La svolta (e con il senno di poi, l’inizio della fine dei tempi di gloria) arrivò con Hilmar Kopper (nella foto) alla guida dell’istituto. Nel giugno del 1994,  Kopper aveva riunito uno stretto gruppo di fedelissimi a Madrid. Lì si era discusso e poi deciso di trasformare la Deutsche Bank in una Investment Bank. E visto che in patria non si disponeva ancora di qualcuno capace di avviare e accompagnare questo mutamento, si decise di ingaggiare Edson Mitchell. Mitchell aveva fama di essere un genio nel suo campo, ma anche di avere un carattere tosto, impietoso. E proprio questo gli ostruì il passo, il salto decisivo in Merill Lynch. Una delusione cocente che spinge Mitchell ad accettare immediatamente l’offerta della Deutsche Bank di gettare a Londra le fondamenta del nuovo business. I primi anni non sono coronati da vero successo, e quando questo infine arriva, siamo nel 2000, Mitchell muore in un incidente aereo. Per quanto profondo lo sgomento, il successore è già trovato: Anshu Jain, allievo prediletto di Mitchell.

Nel frattempo anche nella sede di Francoforte c’erano stati cambi ai vertici. A Hilmar Kopper era succeduto Rolf Breuer, che avrebbe a sua volta ceduto il timone al banchiere svizzero Josef Ackermann. È il 2002 e Ackermann prende in mano il timone della banca, proprio nell’anno più nero per il sistema bancario, dalla fine della guerra.

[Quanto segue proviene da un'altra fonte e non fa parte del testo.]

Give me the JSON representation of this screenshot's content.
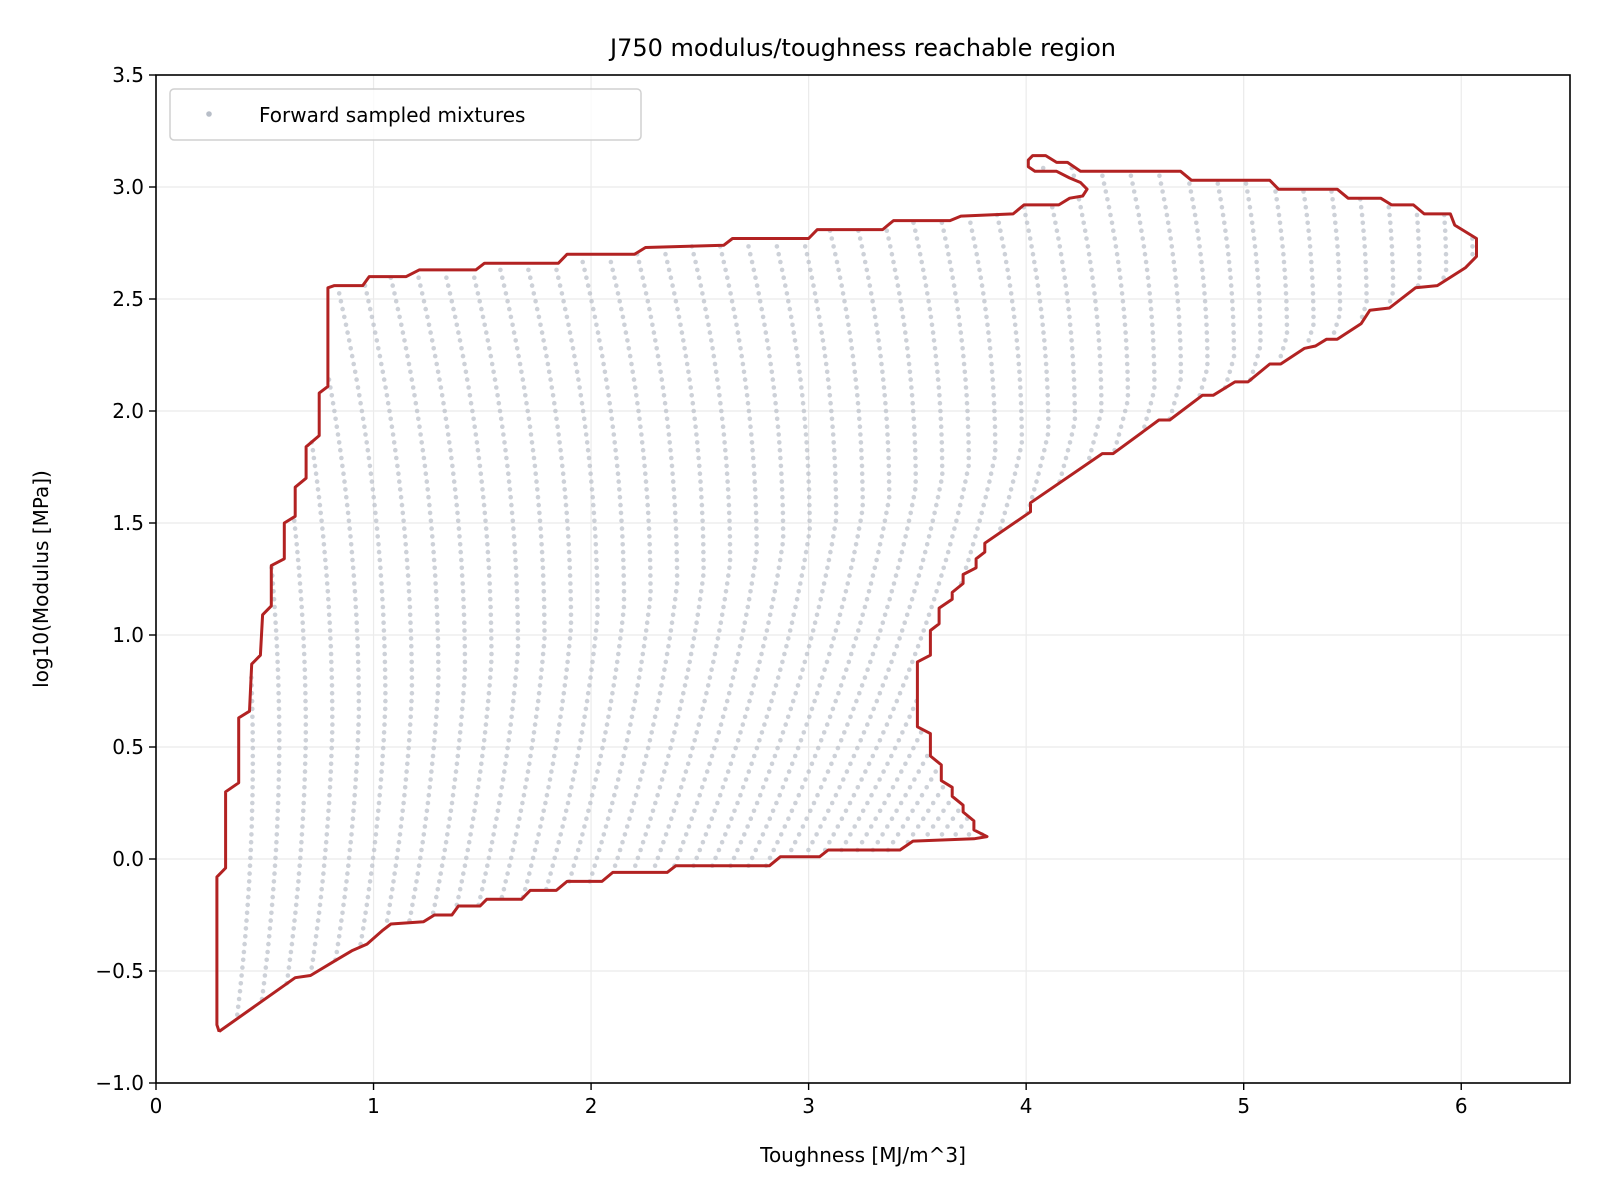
{
  "chart_data": {
    "type": "scatter",
    "title": "J750 modulus/toughness reachable region",
    "xlabel": "Toughness [MJ/m^3]",
    "ylabel": "log10(Modulus [MPa])",
    "xlim": [
      0,
      6.5
    ],
    "ylim": [
      -1.0,
      3.5
    ],
    "xticks": [
      0,
      1,
      2,
      3,
      4,
      5,
      6
    ],
    "xtick_labels": [
      "0",
      "1",
      "2",
      "3",
      "4",
      "5",
      "6"
    ],
    "yticks": [
      -1.0,
      -0.5,
      0.0,
      0.5,
      1.0,
      1.5,
      2.0,
      2.5,
      3.0,
      3.5
    ],
    "ytick_labels": [
      "−1.0",
      "−0.5",
      "0.0",
      "0.5",
      "1.0",
      "1.5",
      "2.0",
      "2.5",
      "3.0",
      "3.5"
    ],
    "grid": true,
    "legend_placement": "top-left",
    "series": [
      {
        "name": "Forward sampled mixtures",
        "kind": "scatter",
        "color": "#b8bec8"
      }
    ],
    "boundary": {
      "kind": "line",
      "color": "#b22222",
      "points": [
        [
          0.29,
          -0.77
        ],
        [
          0.28,
          -0.74
        ],
        [
          0.28,
          -0.08
        ],
        [
          0.32,
          -0.04
        ],
        [
          0.32,
          0.3
        ],
        [
          0.38,
          0.34
        ],
        [
          0.38,
          0.63
        ],
        [
          0.43,
          0.66
        ],
        [
          0.44,
          0.87
        ],
        [
          0.48,
          0.91
        ],
        [
          0.49,
          1.09
        ],
        [
          0.53,
          1.13
        ],
        [
          0.53,
          1.31
        ],
        [
          0.59,
          1.34
        ],
        [
          0.59,
          1.5
        ],
        [
          0.64,
          1.53
        ],
        [
          0.64,
          1.66
        ],
        [
          0.69,
          1.7
        ],
        [
          0.69,
          1.84
        ],
        [
          0.75,
          1.89
        ],
        [
          0.75,
          2.08
        ],
        [
          0.79,
          2.11
        ],
        [
          0.79,
          2.55
        ],
        [
          0.82,
          2.56
        ],
        [
          0.95,
          2.56
        ],
        [
          0.98,
          2.6
        ],
        [
          1.15,
          2.6
        ],
        [
          1.21,
          2.63
        ],
        [
          1.47,
          2.63
        ],
        [
          1.51,
          2.66
        ],
        [
          1.85,
          2.66
        ],
        [
          1.89,
          2.7
        ],
        [
          2.2,
          2.7
        ],
        [
          2.25,
          2.73
        ],
        [
          2.61,
          2.74
        ],
        [
          2.65,
          2.77
        ],
        [
          3.0,
          2.77
        ],
        [
          3.04,
          2.81
        ],
        [
          3.34,
          2.81
        ],
        [
          3.39,
          2.85
        ],
        [
          3.65,
          2.85
        ],
        [
          3.7,
          2.87
        ],
        [
          3.94,
          2.88
        ],
        [
          3.99,
          2.92
        ],
        [
          4.15,
          2.92
        ],
        [
          4.2,
          2.95
        ],
        [
          4.26,
          2.96
        ],
        [
          4.28,
          2.99
        ],
        [
          4.25,
          3.02
        ],
        [
          4.2,
          3.04
        ],
        [
          4.14,
          3.07
        ],
        [
          4.04,
          3.07
        ],
        [
          4.01,
          3.09
        ],
        [
          4.01,
          3.12
        ],
        [
          4.03,
          3.14
        ],
        [
          4.09,
          3.14
        ],
        [
          4.14,
          3.11
        ],
        [
          4.19,
          3.11
        ],
        [
          4.25,
          3.07
        ],
        [
          4.71,
          3.07
        ],
        [
          4.76,
          3.03
        ],
        [
          5.12,
          3.03
        ],
        [
          5.16,
          2.99
        ],
        [
          5.43,
          2.99
        ],
        [
          5.48,
          2.95
        ],
        [
          5.63,
          2.95
        ],
        [
          5.68,
          2.92
        ],
        [
          5.78,
          2.92
        ],
        [
          5.83,
          2.88
        ],
        [
          5.95,
          2.88
        ],
        [
          5.97,
          2.83
        ],
        [
          6.07,
          2.77
        ],
        [
          6.07,
          2.69
        ],
        [
          6.02,
          2.64
        ],
        [
          5.89,
          2.56
        ],
        [
          5.79,
          2.55
        ],
        [
          5.67,
          2.46
        ],
        [
          5.58,
          2.45
        ],
        [
          5.54,
          2.39
        ],
        [
          5.43,
          2.32
        ],
        [
          5.38,
          2.32
        ],
        [
          5.33,
          2.29
        ],
        [
          5.28,
          2.28
        ],
        [
          5.17,
          2.21
        ],
        [
          5.12,
          2.21
        ],
        [
          5.02,
          2.13
        ],
        [
          4.96,
          2.13
        ],
        [
          4.86,
          2.07
        ],
        [
          4.81,
          2.07
        ],
        [
          4.66,
          1.96
        ],
        [
          4.61,
          1.96
        ],
        [
          4.4,
          1.81
        ],
        [
          4.35,
          1.81
        ],
        [
          4.02,
          1.59
        ],
        [
          4.02,
          1.55
        ],
        [
          3.81,
          1.41
        ],
        [
          3.81,
          1.37
        ],
        [
          3.77,
          1.34
        ],
        [
          3.77,
          1.3
        ],
        [
          3.71,
          1.27
        ],
        [
          3.71,
          1.23
        ],
        [
          3.66,
          1.19
        ],
        [
          3.66,
          1.16
        ],
        [
          3.6,
          1.12
        ],
        [
          3.6,
          1.05
        ],
        [
          3.56,
          1.02
        ],
        [
          3.56,
          0.91
        ],
        [
          3.5,
          0.88
        ],
        [
          3.5,
          0.59
        ],
        [
          3.56,
          0.56
        ],
        [
          3.56,
          0.46
        ],
        [
          3.61,
          0.42
        ],
        [
          3.61,
          0.35
        ],
        [
          3.66,
          0.32
        ],
        [
          3.66,
          0.28
        ],
        [
          3.71,
          0.24
        ],
        [
          3.71,
          0.21
        ],
        [
          3.76,
          0.17
        ],
        [
          3.76,
          0.13
        ],
        [
          3.82,
          0.1
        ],
        [
          3.76,
          0.09
        ],
        [
          3.48,
          0.08
        ],
        [
          3.42,
          0.04
        ],
        [
          3.09,
          0.04
        ],
        [
          3.05,
          0.01
        ],
        [
          2.87,
          0.01
        ],
        [
          2.82,
          -0.03
        ],
        [
          2.39,
          -0.03
        ],
        [
          2.35,
          -0.06
        ],
        [
          2.1,
          -0.06
        ],
        [
          2.05,
          -0.1
        ],
        [
          1.89,
          -0.1
        ],
        [
          1.84,
          -0.14
        ],
        [
          1.72,
          -0.14
        ],
        [
          1.68,
          -0.18
        ],
        [
          1.52,
          -0.18
        ],
        [
          1.49,
          -0.21
        ],
        [
          1.39,
          -0.21
        ],
        [
          1.36,
          -0.25
        ],
        [
          1.28,
          -0.25
        ],
        [
          1.23,
          -0.28
        ],
        [
          1.08,
          -0.29
        ],
        [
          1.04,
          -0.32
        ],
        [
          0.97,
          -0.38
        ],
        [
          0.9,
          -0.41
        ],
        [
          0.83,
          -0.45
        ],
        [
          0.71,
          -0.52
        ],
        [
          0.64,
          -0.53
        ],
        [
          0.29,
          -0.77
        ]
      ]
    }
  }
}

L’economia tedesca assiste quasi paralizzata aal susseguirsi di fallimenti, nel 2002 sono 37700. A un tasso di crescita che a malapena tocca l’1 per cento. L’allora cancelliere socialdemocratico Gerhard Schröder è così preoccupato da convocare il gotha dell’economia e del sistema bancario. È in quell’occasine che Ackermann suggerisce la creazione di un una società che raccolga i crediti deteriorati. Un’idea che però non piace affatto, qualcuno teme che possa trasformarsi in una selffulfilling prophecy.

Una situazione economica che mina ovviamente anche la solidità del sistema bancario. E infatti a livello internazionale colossi come Goldman Sachs e Merrill Lynch riducono, a partire dal terzo semestre del 2002, i proventi dei loro collaboratori del 10 per cento. Non così i vertici della Deutsche Bank: nonostante i ricavi del investment banking erano scesi del 15 per cento, le remunerazioni erano aumentate. “Secondo le stime di allora, la Deutsche aveva aggiunto un bel 6 per cento sugli stipendi e i bonus dei suoi collaboratori”, scrive lo Spiegel.

Ad Ackermann seguirà Anshu Jain, il capo dell’investment banking a Londra, il boss anglo indiano che non si era mai nemmeno posto il problema di imparare il tedesco.

IL FUTURO È UN’IPOTESI 

Oggi il futuro della Deutsche Bank è una grande incognita. Basta tener presente che durante l’ultima assemblea generale degli azionisti tenutasi in maggio, le perdite ammontavano 6,8 miliardi di euro. A traghettare l’istituto in acque più tranquille tocca al nuovo capo, il britannico John Cryan. Un anti Ackermann doc. Uno che elenca puntigliosamente ai suoi collaboratori tutto quello che non va. Secondo i commentatori da una parte una strategia salutare che mette fine a decenni di illusioni (e illusionismi). Dall’altra un’operazione verità che dovrebbe essere di breve durata, se si vuole evitare che l’autocritica si trasformi in un boomerang che mina ulteriormente l’immagine dell’istituto. Dovrebbe infatti far riflettere il dato che da quando Cryan è arrivato alla Deutsche Bank il titolo ha perso il 50 per cento del suo valore.